Periscopio – Moralità apparente

lucreziNon ho mai considerato l’identità ebraica di qualcuno come un elemento che implichi un dovere automatico di solidarietà verso lo Stato di Israele; essere ebrei, secondo me, non è né un merito, né un onere, né una responsabilità. So bene che ci sono alcuni ebrei – una minoranza, quantunque alquanto cospicua – che nutrono sentimenti non amichevoli, o peggio, verso lo Stato ebraico, e cerco di contestarne le ragioni indipendentemente dal fatto che a portarle avanti siano degli ebrei. Non faccio facile uso della controversa categoria del ‘Selbsthass’. Certo, quando sento spesso dire, dai molti detrattori di Israele, che “anche molti ebrei la pensano così”, sono costretto a prendere atto che l’effetto di questi attacchi ‘ebraici’ a Israele hanno un valore particolarmente velenoso e distruttivo, in quanto malevolmente usati, in buona o cattiva fede, per dare qualche pennellata di apparente moralità a ciò che, ai miei occhi, è invece profondamente immorale, per costruire un’artificiosa, falsa e truffaldina ‘prova del nove’ della legittimità, anzi, della doverosità dell’antisionismo. Ma tant’è. Credo che gli ebrei antisionisti siano perfettamente consapevoli di questo potenziamento delle loro critiche determinato dal loro dichiararsi ebrei, altrimenti non lo farebbero, non manifesterebbero la loro ebraicità. Ne prendo atto. Ognuno è libero di dire quello che vuole.
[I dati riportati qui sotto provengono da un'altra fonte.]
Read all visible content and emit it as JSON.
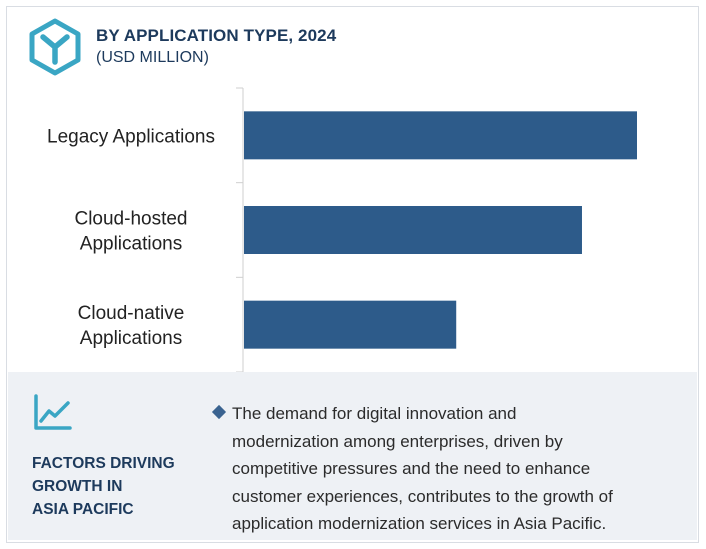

Suscita però un certo sconcerto leggere il duro appello, sottoscritto da ben 327 persone, “sopravvissute alla Shoah”, ripreso da vari mezzi di comunicazione internazionali, nel quale, fra l’altro, si legge: “Come ebrei sopravvissuti e discendenti di sopravvissuti e vittime del genocidio nazista, inequivocabilmente condanniamo il massacro di palestinesi a Gaza e l’attuale occupazione e colonizzazione della storica Palestina”. Un comunicato pubblicato, a pagamento, dopo che Elie Wiesel, in un precedente messaggio, aveva scritto le seguenti parole: “Nella mia vita ho visto bambini ebrei gettati nel fuoco e adesso vedo bambini usati come scudi umani, da fedeli al culto della morte non dissimili da coloro che venerano Moloch. Questa non è una battaglia di ebrei contro arabi o di Israele contro i palestinesi. È una battaglia tra coloro che celebrano la vita contro i campioni della morte. È la civilizzazione contro la barbarie”.
Mi interessa fino a un certo punto la verifica dei numeri e delle storie personali dei firmatari, apprendere che, come è stato rivelato, di loro i veri sopravvissuti sarebbero non più di una ventina. Se l’essere ebreo non è un titolo d’onore, non lo è neanche il ruolo di sopravvissuto. Nessuno ha il mandato di rappresentanza dei sei milioni di vittime. Ognuno è responsabile solo per quello che dice e fa. Diversi dei firmatari, è stato notato, hanno paragonato il sionismo al nazismo, hanno personalmente partecipato ad azioni aggressive e violente contro Israele, hanno intrattenuto e intrattengono diretti rapporti di collaborazione con terroristi attivi. Io li giudico per questo, e soltanto per questo, non per il loro essere ebrei, o sopravvissuti.
Il comunicato dei 327, comprensibilmente, ha suscitato forti reazione di critica e riprovazione. Ma non mi interessano i numeri, non voglio fare il conto di chi sta “di qua” e chi “di là”, non traccerei mai una linea di distinzione tra ebrei è ‘buoni’ e ‘cattivi’. È stato fatto tante volte, nella storia, e sono ricordi molto tristi. Per me, semplicemente, ci sono due modi di rapportarsi alle vittime: quello di chi dice: “ti hanno ucciso perché eri solo, inerme, indifeso, lo considero un crimine, e vorrei tanto che avessi avuto la possibilità di difenderti”; e quello di chi, invece, dice: “ti hanno ucciso, hanno fatto male a farlo, ma se ti fossi difeso saresti passato dalla parte del torto, perché tu mi piaci proprio per il fatto che sei solo, inerme, indifeso. Guai se cambi”.
Non ho mai parlato di “ebrei contro Israele”, e non, sia chiaro, perché il problema non esista, ma semplicemente perché mi sembra discutibile etichettare qualcuno in quanto ebreo o non ebreo. Così non voglio parlare di “sopravvissuti contro Israele”. Ci sono degli essere umani, semplicemente, che, a mio giudizio, non usano rispetto verso la memoria della Shoah. Un patrimonio che, da umile ‘goj’, credo che appartenga anche a me, e che credo di avere il diritto, come chiunque altro, di difendere.